Our little ones have been introduced to a life of “quickies”; instant messaging, cell phones, iPads, e-books, credit cards, microwaves, online shopping, etc. No wonder we have entitled little kids everywhere.
It hurts to see kids who don’t realize that access to gadgets are a privilege.
They don’t realize that a lot of personal and financial sacrifice has been made to give them these wonderful gadgets, extra-curricular activities, vacations, eat outs or even fees for that high-class private school.
To them, all that they have, they deserve. All they need to do is ask.
As parents, our desire to make our kids ‘comfortable’ seems to be fueling the attitude for instant gratification. Kids want things NOW! When they are unable to get it, they get frustrated. No wonder we have more kids with relatively “better” life but yet so many unhappy adults.
The real world doesn’t give us instant promotions, spouse or houses. These things have to be worked for. The result might come instantly but most times, we would have to wait.
We need to teach our kids the merits of being patient by setting boundaries and sticking to them. They need to get comfortable with not getting what they want as at when they want it. That’s self-control which stems from discipline.
Self-control doesn’t come naturally to us as human beings, it is learned. We need to make our kids understand that everything in life has a price and therefore, they must choose after they have thought of the price. They cannot make decisions on impulse.

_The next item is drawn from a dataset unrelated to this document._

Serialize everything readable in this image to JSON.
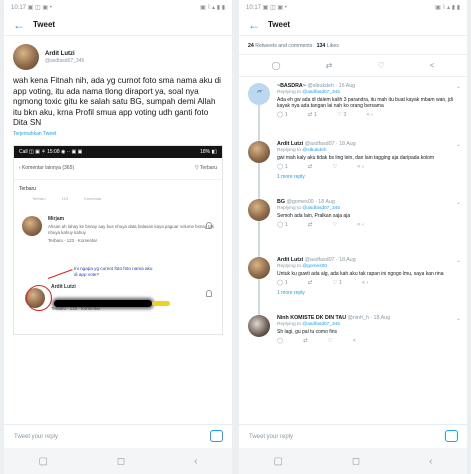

Their desire shouldn’t supersede reason.
I’m not an expert in raising kids YET but I have observed and noticed how we have compromised character and values in order to have “happy”, bold, and witty kids.
We solve their every problem and satisfy their every need and want. They have become the center of all our attention. They have become our little celebrities with us as “paparazzi’s” bowing to their every request. Hence, they expect that same treatment from everyone else. Where they don’t get the Wows! And the Awws!!, they panic and assume that they have failed.
It hurts to see kids on their phones all day seeking validation from virtual “friends” because just like every other addiction, they cannot thrive without it. It is time to teach our kids that the world does not revolve around them by teaching them that most times, delayed gratification has its merits.